Regulating services consist of ecosystem processes that maintain environmental conditions favourable to life. The most important of these are the cycling of substances and ensuring of the reproduction of organisms. Some regulating services are less vital, but still beneficial to humans such as the abatement of noise and pollution by trees and plants in cities.
Regulating services are often silent and rather invisible processes, which significance becomes apparent only there is something wrong with them: When there is too much water somewhere or when the water is dirty; when the climate is getting too warm and unpredictable; when fruit and berry crops fail because there were not enough pollinators.
We know quite little of many regulating services. Even the understanding of basic processes may be defective let alone that we could monitor their scale and development in satisfactory ways.
There are no markets for most regulating services. In the economy they have been traditionally considered as externalities that do not enter equations. Thus they have been often subject to what has been famously described as the Tragedy of the Commons* – individuals depleting a shared resource out of rational self-interest in the absence of a mechanism to regulate its use.
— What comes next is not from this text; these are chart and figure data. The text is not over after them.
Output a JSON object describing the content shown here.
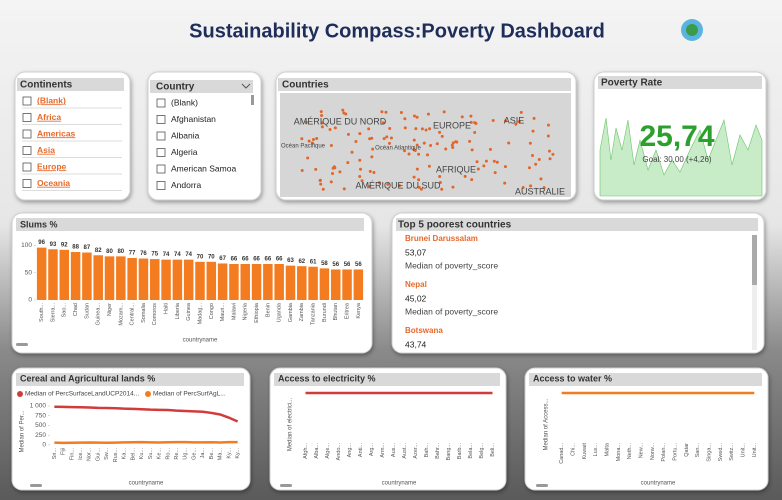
{
  "header": {
    "title": "Sustainability Compass:Poverty Dashboard"
  },
  "slicers": [
    {
      "title": "Continents",
      "items": [
        "(Blank)",
        "Africa",
        "Americas",
        "Asia",
        "Europe",
        "Oceania"
      ]
    },
    {
      "title": "Country",
      "items": [
        "(Blank)",
        "Afghanistan",
        "Albania",
        "Algeria",
        "American Samoa",
        "Andorra"
      ]
    }
  ],
  "map": {
    "title": "Countries",
    "labels": [
      "AMÉRIQUE DU NORD",
      "EUROPE",
      "ASIE",
      "AFRIQUE",
      "AMÉRIQUE DU SUD",
      "Océan Pacifique",
      "Océan Atlantique",
      "AUSTRALIE"
    ]
  },
  "kpi": {
    "title": "Poverty Rate",
    "value": "25,74",
    "goal": "Goal: 30,00 (+4,26)"
  },
  "top5": {
    "title": "Top 5 poorest countries",
    "items": [
      {
        "name": "Brunei Darussalam",
        "value": "53,07",
        "measure": "Median of poverty_score"
      },
      {
        "name": "Nepal",
        "value": "45,02",
        "measure": "Median of poverty_score"
      },
      {
        "name": "Botswana",
        "value": "43,74"
      }
    ]
  },
  "chart_data": [
    {
      "type": "bar",
      "title": "Slums %",
      "x_label": "countryname",
      "color": "#f47c20",
      "categories": [
        "South...",
        "Sierra...",
        "Sao...",
        "Chad",
        "Sudan",
        "Guinea...",
        "Niger",
        "Mozam...",
        "Central...",
        "Somalia",
        "Comoros",
        "Haiti",
        "Liberia",
        "Guinea",
        "Madag...",
        "Congo",
        "Mauri...",
        "Malawi",
        "Nigeria",
        "Ethiopia",
        "Benin",
        "Uganda",
        "Gambia",
        "Zambia",
        "Tanzania",
        "Burundi",
        "Bhutan",
        "Eritrea",
        "Kenya"
      ],
      "values": [
        96,
        93,
        92,
        88,
        87,
        82,
        80,
        80,
        77,
        76,
        75,
        74,
        74,
        74,
        70,
        70,
        67,
        66,
        66,
        66,
        66,
        66,
        63,
        62,
        61,
        58,
        56,
        56,
        56
      ],
      "ylim": [
        0,
        110
      ],
      "yticks": [
        0,
        50,
        100
      ]
    },
    {
      "type": "line",
      "title": "Cereal and Agricultural lands %",
      "x_label": "countryname",
      "y_label": "Median of Per...",
      "categories": [
        "Sri...",
        "Fiji",
        "Fin...",
        "Ice...",
        "Nor...",
        "Gui...",
        "Sw...",
        "Rus...",
        "Ka...",
        "Bel...",
        "Ku...",
        "Su...",
        "Ke...",
        "Ro...",
        "Re...",
        "Ug...",
        "Ge...",
        "Ja...",
        "Be...",
        "Ma...",
        "Ky...",
        "Ky..."
      ],
      "series": [
        {
          "name": "Median of PercSurfaceLandUCP2014...",
          "color": "#d13b3b",
          "values": [
            980,
            975,
            970,
            965,
            960,
            950,
            945,
            940,
            930,
            925,
            915,
            905,
            900,
            895,
            880,
            870,
            860,
            850,
            820,
            780,
            700,
            600
          ]
        },
        {
          "name": "Median of PercSurfAgL...",
          "color": "#f47c20",
          "values": [
            60,
            55,
            58,
            62,
            65,
            60,
            58,
            62,
            66,
            70,
            72,
            68,
            65,
            70,
            72,
            75,
            68,
            66,
            70,
            65,
            72,
            75
          ]
        }
      ],
      "ylim": [
        0,
        1100
      ],
      "yticks": [
        0,
        250,
        500,
        750,
        {
          "value": 1000,
          "label": "1 000"
        }
      ]
    },
    {
      "type": "line",
      "title": "Access to electricity %",
      "x_label": "countryname",
      "y_label": "Median of electrici...",
      "color": "#d13b3b",
      "categories": [
        "Afgh...",
        "Alba...",
        "Alge...",
        "Ando...",
        "Ang...",
        "Anti...",
        "Arg...",
        "Arm...",
        "Aus...",
        "Aust...",
        "Azer...",
        "Bah...",
        "Bahr...",
        "Bang...",
        "Barb...",
        "Bela...",
        "Belg...",
        "Beli..."
      ],
      "values": [
        100,
        100,
        100,
        100,
        100,
        100,
        100,
        100,
        100,
        100,
        100,
        100,
        100,
        100,
        100,
        100,
        100,
        100
      ],
      "ylim": [
        0,
        100
      ]
    },
    {
      "type": "line",
      "title": "Access to water %",
      "x_label": "countryname",
      "y_label": "Median of Access...",
      "color": "#f47c20",
      "categories": [
        "Canad...",
        "Chi...",
        "Kuwait",
        "Lux...",
        "Malta",
        "Mona...",
        "Neth...",
        "New...",
        "Norw...",
        "Polan...",
        "Portu...",
        "Qatar",
        "San...",
        "Singa...",
        "Swed...",
        "Switz...",
        "Unit...",
        "Unit..."
      ],
      "values": [
        100,
        100,
        100,
        100,
        100,
        100,
        100,
        100,
        100,
        100,
        100,
        100,
        100,
        100,
        100,
        100,
        100,
        100
      ],
      "ylim": [
        0,
        100
      ]
    }
  ]
}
The most important regulating services are mostly the same in Finland than in other countries. Possibly the most important is the cycling of carbon between the atmosphere and other parts of bio- and geospheres. Contrary to most other regulating services, a market mechanism is developing related to carbon in the form of emissions trading.
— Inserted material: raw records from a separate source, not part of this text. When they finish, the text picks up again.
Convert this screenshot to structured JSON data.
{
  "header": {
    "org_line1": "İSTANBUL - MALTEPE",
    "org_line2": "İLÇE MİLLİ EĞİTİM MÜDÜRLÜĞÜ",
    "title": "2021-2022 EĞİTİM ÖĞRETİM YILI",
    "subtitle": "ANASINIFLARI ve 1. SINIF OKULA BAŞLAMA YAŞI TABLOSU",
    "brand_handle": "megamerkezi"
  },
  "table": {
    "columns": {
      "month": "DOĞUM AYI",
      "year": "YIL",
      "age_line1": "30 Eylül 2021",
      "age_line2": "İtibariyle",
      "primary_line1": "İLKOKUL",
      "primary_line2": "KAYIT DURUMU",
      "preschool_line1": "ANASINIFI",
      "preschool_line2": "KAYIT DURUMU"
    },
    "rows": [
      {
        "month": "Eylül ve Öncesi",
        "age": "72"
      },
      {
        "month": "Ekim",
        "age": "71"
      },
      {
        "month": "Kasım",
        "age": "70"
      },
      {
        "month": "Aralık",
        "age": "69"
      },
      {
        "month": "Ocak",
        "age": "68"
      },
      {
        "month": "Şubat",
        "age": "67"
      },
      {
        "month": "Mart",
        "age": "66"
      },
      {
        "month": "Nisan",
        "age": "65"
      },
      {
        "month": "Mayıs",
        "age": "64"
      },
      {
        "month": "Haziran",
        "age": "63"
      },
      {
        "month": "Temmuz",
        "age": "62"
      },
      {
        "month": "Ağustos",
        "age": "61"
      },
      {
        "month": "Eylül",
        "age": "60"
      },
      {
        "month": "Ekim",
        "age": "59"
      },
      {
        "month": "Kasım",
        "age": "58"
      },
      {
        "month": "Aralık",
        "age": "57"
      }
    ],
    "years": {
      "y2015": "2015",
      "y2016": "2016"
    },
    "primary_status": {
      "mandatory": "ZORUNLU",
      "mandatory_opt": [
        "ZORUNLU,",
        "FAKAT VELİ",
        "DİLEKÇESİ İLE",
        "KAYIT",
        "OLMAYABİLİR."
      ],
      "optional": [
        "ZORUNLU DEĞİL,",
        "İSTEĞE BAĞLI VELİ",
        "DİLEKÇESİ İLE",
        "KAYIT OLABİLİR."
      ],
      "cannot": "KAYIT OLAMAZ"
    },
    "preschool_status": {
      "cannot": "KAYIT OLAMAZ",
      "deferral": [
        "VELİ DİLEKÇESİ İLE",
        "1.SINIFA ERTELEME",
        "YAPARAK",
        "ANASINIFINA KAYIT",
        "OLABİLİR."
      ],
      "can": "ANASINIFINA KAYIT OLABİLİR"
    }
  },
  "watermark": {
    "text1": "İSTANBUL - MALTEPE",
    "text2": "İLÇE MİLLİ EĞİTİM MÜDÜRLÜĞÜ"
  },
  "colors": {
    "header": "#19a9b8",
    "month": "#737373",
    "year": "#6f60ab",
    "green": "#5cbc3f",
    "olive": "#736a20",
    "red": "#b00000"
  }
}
Several other regulating services are just about as important for life as carbon cycle. In Finland, the retention and filtration of water is crucial for many human activities. From the point of view agriculture the fixation of nitrogen by the root nodules of several plant species as well as the maintenance of favourable soil conditions by earthworms and other soil organisms are central regulating services.
* Hardin, G. 1968. The Tragedy of the Commons. Science162 (3859): 1243–1248.